FÜNFZIG JAHRE BUNDESREPUBLIK / SIEBEN KANZLER IN 50 JAHREN - die Nachkriegsdemokratie begann mit der Wahl Konrad Adenauers im September 1949. Die Bundesrepublik ist nicht schlecht gefahren mit den Männern, die den mäßig bezahlten Knochenjob auf sich nahmen. Sieben Menschen, wie sie unterschiedlicher nicht sein können. STERN-Autor Hans Peter Schütz skizziert die politischen Lebenswege der sieben Kanzler
DER ALTE
KONRAD ADENAUER 1949-1963
Der Rosenzüchter täuschte. Rosen hat der Mann, der erst mit 73 ins Kanzleramt kam, nie gezüchtet. Konrad Adenauer liebte sie, das war's schon. Als Kind hatte er mal versucht, Stiefmütterchen zu Kletterpflanzen zu machen. Erfolgreicher war er als Erfinder: Er kreierte ein von innen beleuchtetes Stopfei und erfand eine Blendschutzbrille für Autofahrer.
Der erste Kanzler der Republik war mitnichten ein milder, Natur und Idylle zugewandter Mann. Adenauer konnte schroff und verletzend sein, war von nüchterner Strenge, ebenso misstrauisch wie nachtragend. Als der verachtete Nachfolger Ludwig Erhard stürzte, höhnte der 'Alte' mit dem Mongolengesicht: 'Hauptsache, et is einer wech!'
Nur nicht 'pingelig' sein war seine Maxime im politischen Geschäft. Bei der Eroberung der Macht verachtete er keinen Trick, und zu ihrer Verteidigung kam ihm auch unverfrorene Unaufrichtigkeit zupass.

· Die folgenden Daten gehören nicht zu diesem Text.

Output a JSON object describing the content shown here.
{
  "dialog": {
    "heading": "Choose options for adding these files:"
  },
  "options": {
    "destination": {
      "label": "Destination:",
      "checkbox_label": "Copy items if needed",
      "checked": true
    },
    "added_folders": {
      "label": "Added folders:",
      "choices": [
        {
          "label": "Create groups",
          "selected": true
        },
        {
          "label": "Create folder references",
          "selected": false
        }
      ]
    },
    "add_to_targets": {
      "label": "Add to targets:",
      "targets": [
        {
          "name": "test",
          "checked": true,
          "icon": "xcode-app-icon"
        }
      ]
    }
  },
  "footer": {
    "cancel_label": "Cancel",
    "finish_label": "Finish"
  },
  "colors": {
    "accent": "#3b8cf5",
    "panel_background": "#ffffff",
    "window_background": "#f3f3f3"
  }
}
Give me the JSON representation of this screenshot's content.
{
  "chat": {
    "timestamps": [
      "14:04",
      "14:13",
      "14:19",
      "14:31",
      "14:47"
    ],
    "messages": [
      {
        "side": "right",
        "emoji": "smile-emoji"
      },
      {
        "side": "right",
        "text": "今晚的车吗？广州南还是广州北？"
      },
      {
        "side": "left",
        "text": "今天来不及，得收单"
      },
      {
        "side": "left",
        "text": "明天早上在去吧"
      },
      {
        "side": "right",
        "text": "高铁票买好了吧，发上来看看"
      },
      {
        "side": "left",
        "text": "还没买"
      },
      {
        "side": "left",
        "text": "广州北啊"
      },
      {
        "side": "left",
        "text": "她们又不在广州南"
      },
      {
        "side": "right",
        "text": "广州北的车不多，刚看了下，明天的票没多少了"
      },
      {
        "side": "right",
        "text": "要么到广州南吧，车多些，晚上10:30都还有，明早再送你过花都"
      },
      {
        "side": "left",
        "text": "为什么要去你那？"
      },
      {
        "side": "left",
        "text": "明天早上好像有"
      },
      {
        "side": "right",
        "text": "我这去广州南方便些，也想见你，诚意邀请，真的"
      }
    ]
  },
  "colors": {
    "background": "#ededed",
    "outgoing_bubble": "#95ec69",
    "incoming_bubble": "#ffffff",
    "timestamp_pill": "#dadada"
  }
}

Aber er war ein Mann mit kaltblütigem Mut, der zu seinen Überzeugungen stand. Als Oberbürgermeister von Köln ließ er die Hakenkreuz-Fahnen niederholen, die Hitler beim Besuch der Stadt hatte hissen lassen. Als der Kanzler Adenauer in Moskau um die Freilassung der letzten deutschen Kriegsgefangenen feilschte und Nikita Chruschtschow zornig mit den Fäusten fuchtelte, sprang er ihm ebenso wutschnaubend entgegen.
In der Ära Adenauer sind die Fundamente der Republik gelegt worden, auf denen alle Nachfolger aufbauen konnten: Einbindung der Bundesrepublik als gleichberechtigter Partner ins westliche Bündnissystem, Schlussstrich unter die deutsch-französische 'Erbfeindschaft', europäische Integration, Wiedergutmachung an Israel. Damit ist sein herausragender Platz im Geschichtsbuch der Nachkriegsrepublik gesichert. Den Zenit seines Ansehens erreichte er mit der Bundestagswahl 1957, als der Kanzlerwahlverein CDU/CSU die absolute Mehrheit (50,2 Prozent) für ihn eroberte.
Danach begann der Niedergang. Stur verweigerte er sich der Entspannungspolitik: Den 'Soffjets' könne man nicht trauen. Deutschlandpolitisch fand er kein Konzept. Als in Berlin die Mauer gebaut wurde, weigerte er sich tagelang, in der bedrängten Stadt zu erscheinen. Und was sich an Veränderung in der deutschen Gesellschaft anbahnte, ignorierte er.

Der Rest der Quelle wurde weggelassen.